Ted Cruz with his usual diplomatic tact, “Hateful divisive lies. The Left Hates America.”
But then Cruz gets conventional and justifies the “Founding Fathers” through reference to black authority. Cruz mainly relies on the 19th century abolitionist leader Frederick Douglass:
I responded with the wisdom of the great abolitionist Frederick Douglass: “Frederick Douglass loved America. He rightly denounced the grotesque evil of slavery, which in 1852 was tragically still legal. But, thanks to the heroic leadership of Douglass & other abolitionists—and a bloody Civil War—we ended that abomination. Douglass closed, “I, therefore, leave off where I began, with hope. While drawing encouragement from ‘the Declaration of Independence,’ the great principles it contains, and the genius of American Institutions, my spirit is also cheered by the obvious tendencies of the age.”
The reference to Douglass is common among conservative defenders of the “Founders,” but why is this the case? Certainly, there is an apparent paradox. The Constitution is viewed as the fundamental law of the land and the statement on all men being equal in the Declaration of Independence is viewed as justifying both the Revolution as the primary foundation of the government created after the Revolution. This is one of the “great principles” from which Frederick Douglass draws encouragement in his famous 4th of July speech in 1852.
Cruz is correct in believing Frederick Douglass approved of the Constitution, but why is Frederick Douglass’ approval needed to justify the Constitution in the first place? My argument is that the authors of the Declaration, the original Constitution, and the Bill of Rights no longer have the credibility needed to legitimize the Constitution themselves. The status of Jefferson, Washington, Madison, Monroe, and others as slaveholders combined with Constitutional measures to protect slavery–delaying the outlawing of the slave trade, the 3/5’s clause, and the Fugitive Slave clause–all implicate the Founders in “the grotesque evil of slavery.” By itself, the founding personalities and documents are delegitimized by slavery and needs a supplemental source or sources of credibility in order to have authority.
As a “great abolitionist,” Frederick Douglass has a credibility grounded in his experience of slavery, escape from slavery, and leadership in the abolitionist movement. Having suffered the worst deprivation of rights authorized by the Founding, Douglass now has a unique credibility to justify the Founding 170 years after his classic speech. How does Douglass justify the Declaration and Constitution?–by interpreting them as applying just as much to black people and women (Douglass also supported women’s suffrage) as they did to white men. The Constitution may be the source of legitimacy for American government but Frederick Douglass is a more important source of legitimacy for the Constitution than any of the leading figures of the Founding Generation.

But it’s not just Frederick Douglass. Against Cori Bush, Ted Cruz cites Martin Luther King in support of the Constitution and the nation founded on the Constitution. “And we should be encouraged by Dr.
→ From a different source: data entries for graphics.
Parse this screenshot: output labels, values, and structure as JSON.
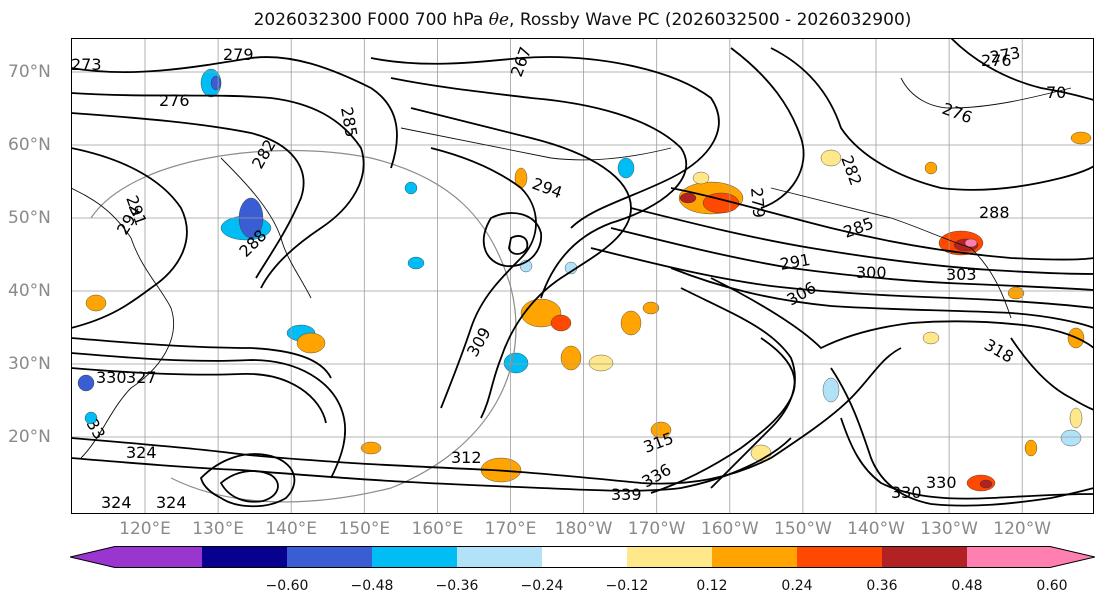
{
  "title_main": "2026032300 F000 700 hPa ",
  "title_symbol": "θe",
  "title_rest": ", Rossby Wave PC (2026032500 - 2026032900)",
  "lat_labels": [
    "70°N",
    "60°N",
    "50°N",
    "40°N",
    "30°N",
    "20°N"
  ],
  "lon_labels": [
    "120°E",
    "130°E",
    "140°E",
    "150°E",
    "160°E",
    "170°E",
    "180°W",
    "170°W",
    "160°W",
    "150°W",
    "140°W",
    "130°W",
    "120°W"
  ],
  "colorbar": {
    "ticks": [
      "−0.60",
      "−0.48",
      "−0.36",
      "−0.24",
      "−0.12",
      "0.12",
      "0.24",
      "0.36",
      "0.48",
      "0.60"
    ],
    "colors": [
      "#9a35d0",
      "#08008e",
      "#3a5dd3",
      "#00bdf5",
      "#b2e2f8",
      "#ffffff",
      "#ffe88a",
      "#ffa400",
      "#ff4800",
      "#b22222",
      "#ff80b0"
    ]
  },
  "contour_labels": [
    {
      "text": "273"
    },
    {
      "text": "279"
    },
    {
      "text": "276"
    },
    {
      "text": "285"
    },
    {
      "text": "267"
    },
    {
      "text": "282"
    },
    {
      "text": "291"
    },
    {
      "text": "294"
    },
    {
      "text": "288"
    },
    {
      "text": "294"
    },
    {
      "text": "279"
    },
    {
      "text": "282"
    },
    {
      "text": "276"
    },
    {
      "text": "273"
    },
    {
      "text": "276"
    },
    {
      "text": "70"
    },
    {
      "text": "285"
    },
    {
      "text": "291"
    },
    {
      "text": "300"
    },
    {
      "text": "303"
    },
    {
      "text": "288"
    },
    {
      "text": "306"
    },
    {
      "text": "318"
    },
    {
      "text": "309"
    },
    {
      "text": "330"
    },
    {
      "text": "327"
    },
    {
      "text": "324"
    },
    {
      "text": "315"
    },
    {
      "text": "330"
    },
    {
      "text": "339"
    },
    {
      "text": "336"
    },
    {
      "text": "330"
    },
    {
      "text": "312"
    },
    {
      "text": "324"
    },
    {
      "text": "33"
    },
    {
      "text": "324"
    }
  ]
}
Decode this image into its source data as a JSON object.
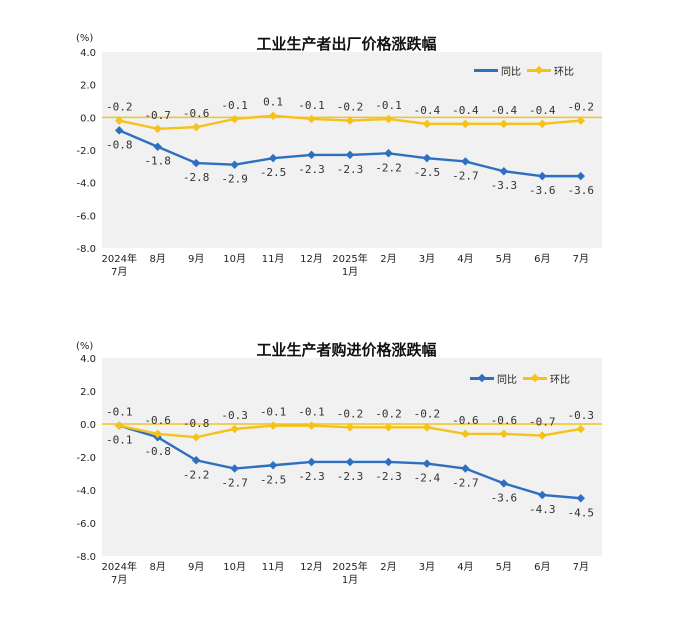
{
  "colors": {
    "yoy": "#2e6fc0",
    "mom": "#f5c21b",
    "plot_bg": "#f1f1f1",
    "zero_line": "#f5c21b"
  },
  "chart_data": [
    {
      "type": "line",
      "title": "工业生产者出厂价格涨跌幅",
      "unit": "(%)",
      "legend_position": "top-right",
      "ylim": [
        -8.0,
        4.0
      ],
      "yticks": [
        "4.0",
        "2.0",
        "0.0",
        "-2.0",
        "-4.0",
        "-6.0",
        "-8.0"
      ],
      "categories": [
        [
          "2024年",
          "7月"
        ],
        [
          "8月"
        ],
        [
          "9月"
        ],
        [
          "10月"
        ],
        [
          "11月"
        ],
        [
          "12月"
        ],
        [
          "2025年",
          "1月"
        ],
        [
          "2月"
        ],
        [
          "3月"
        ],
        [
          "4月"
        ],
        [
          "5月"
        ],
        [
          "6月"
        ],
        [
          "7月"
        ]
      ],
      "series": [
        {
          "name": "同比",
          "key": "yoy",
          "values": [
            -0.8,
            -1.8,
            -2.8,
            -2.9,
            -2.5,
            -2.3,
            -2.3,
            -2.2,
            -2.5,
            -2.7,
            -3.3,
            -3.6,
            -3.6
          ],
          "labels": [
            "-0.8",
            "-1.8",
            "-2.8",
            "-2.9",
            "-2.5",
            "-2.3",
            "-2.3",
            "-2.2",
            "-2.5",
            "-2.7",
            "-3.3",
            "-3.6",
            "-3.6"
          ]
        },
        {
          "name": "环比",
          "key": "mom",
          "values": [
            -0.2,
            -0.7,
            -0.6,
            -0.1,
            0.1,
            -0.1,
            -0.2,
            -0.1,
            -0.4,
            -0.4,
            -0.4,
            -0.4,
            -0.2
          ],
          "labels": [
            "-0.2",
            "-0.7",
            "-0.6",
            "-0.1",
            "0.1",
            "-0.1",
            "-0.2",
            "-0.1",
            "-0.4",
            "-0.4",
            "-0.4",
            "-0.4",
            "-0.2"
          ]
        }
      ]
    },
    {
      "type": "line",
      "title": "工业生产者购进价格涨跌幅",
      "unit": "(%)",
      "legend_position": "top-right",
      "ylim": [
        -8.0,
        4.0
      ],
      "yticks": [
        "4.0",
        "2.0",
        "0.0",
        "-2.0",
        "-4.0",
        "-6.0",
        "-8.0"
      ],
      "categories": [
        [
          "2024年",
          "7月"
        ],
        [
          "8月"
        ],
        [
          "9月"
        ],
        [
          "10月"
        ],
        [
          "11月"
        ],
        [
          "12月"
        ],
        [
          "2025年",
          "1月"
        ],
        [
          "2月"
        ],
        [
          "3月"
        ],
        [
          "4月"
        ],
        [
          "5月"
        ],
        [
          "6月"
        ],
        [
          "7月"
        ]
      ],
      "series": [
        {
          "name": "同比",
          "key": "yoy",
          "values": [
            -0.1,
            -0.8,
            -2.2,
            -2.7,
            -2.5,
            -2.3,
            -2.3,
            -2.3,
            -2.4,
            -2.7,
            -3.6,
            -4.3,
            -4.5
          ],
          "labels": [
            "-0.1",
            "-0.8",
            "-2.2",
            "-2.7",
            "-2.5",
            "-2.3",
            "-2.3",
            "-2.3",
            "-2.4",
            "-2.7",
            "-3.6",
            "-4.3",
            "-4.5"
          ]
        },
        {
          "name": "环比",
          "key": "mom",
          "values": [
            -0.1,
            -0.6,
            -0.8,
            -0.3,
            -0.1,
            -0.1,
            -0.2,
            -0.2,
            -0.2,
            -0.6,
            -0.6,
            -0.7,
            -0.3
          ],
          "labels": [
            "-0.1",
            "-0.6",
            "-0.8",
            "-0.3",
            "-0.1",
            "-0.1",
            "-0.2",
            "-0.2",
            "-0.2",
            "-0.6",
            "-0.6",
            "-0.7",
            "-0.3"
          ]
        }
      ]
    }
  ]
}
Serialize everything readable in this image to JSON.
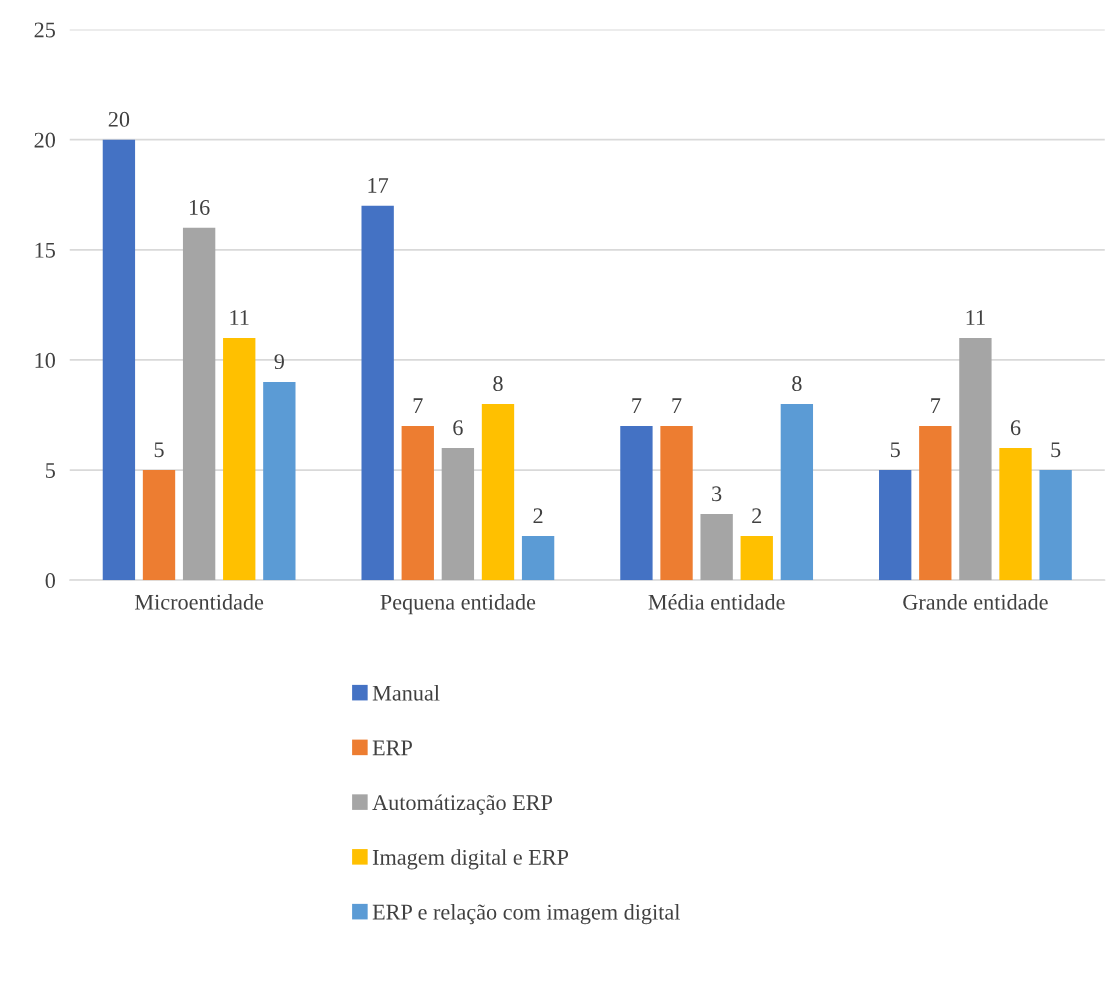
{
  "chart_data": {
    "type": "bar",
    "categories": [
      "Microentidade",
      "Pequena entidade",
      "Média entidade",
      "Grande entidade"
    ],
    "series": [
      {
        "name": "Manual",
        "color": "#4472c4",
        "values": [
          20,
          17,
          7,
          5
        ]
      },
      {
        "name": "ERP",
        "color": "#ed7d31",
        "values": [
          5,
          7,
          7,
          7
        ]
      },
      {
        "name": "Automátização ERP",
        "color": "#a5a5a5",
        "values": [
          16,
          6,
          3,
          11
        ]
      },
      {
        "name": "Imagem digital e ERP",
        "color": "#ffc000",
        "values": [
          11,
          8,
          2,
          6
        ]
      },
      {
        "name": "ERP e relação com imagem digital",
        "color": "#5b9bd5",
        "values": [
          9,
          2,
          8,
          5
        ]
      }
    ],
    "ylim": [
      0,
      25
    ],
    "yticks": [
      0,
      5,
      10,
      15,
      20,
      25
    ],
    "grid": "y",
    "legend": "bottom",
    "data_labels": true
  }
}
Martin Luther King, Jr.’s exhortation, “The arc of the moral universe is long, but it bends toward justice.” Like Frederick Douglass, Martin Luther King is a black leader who interprets the Constitution and Founding in a way that broadens the notion of freedom and equality in American society.
Of course, Ted Cruz opposes Black civil rights on every level, but is forced by circumstances to draw on the most black leaders to legitimize American society from the founding to the present.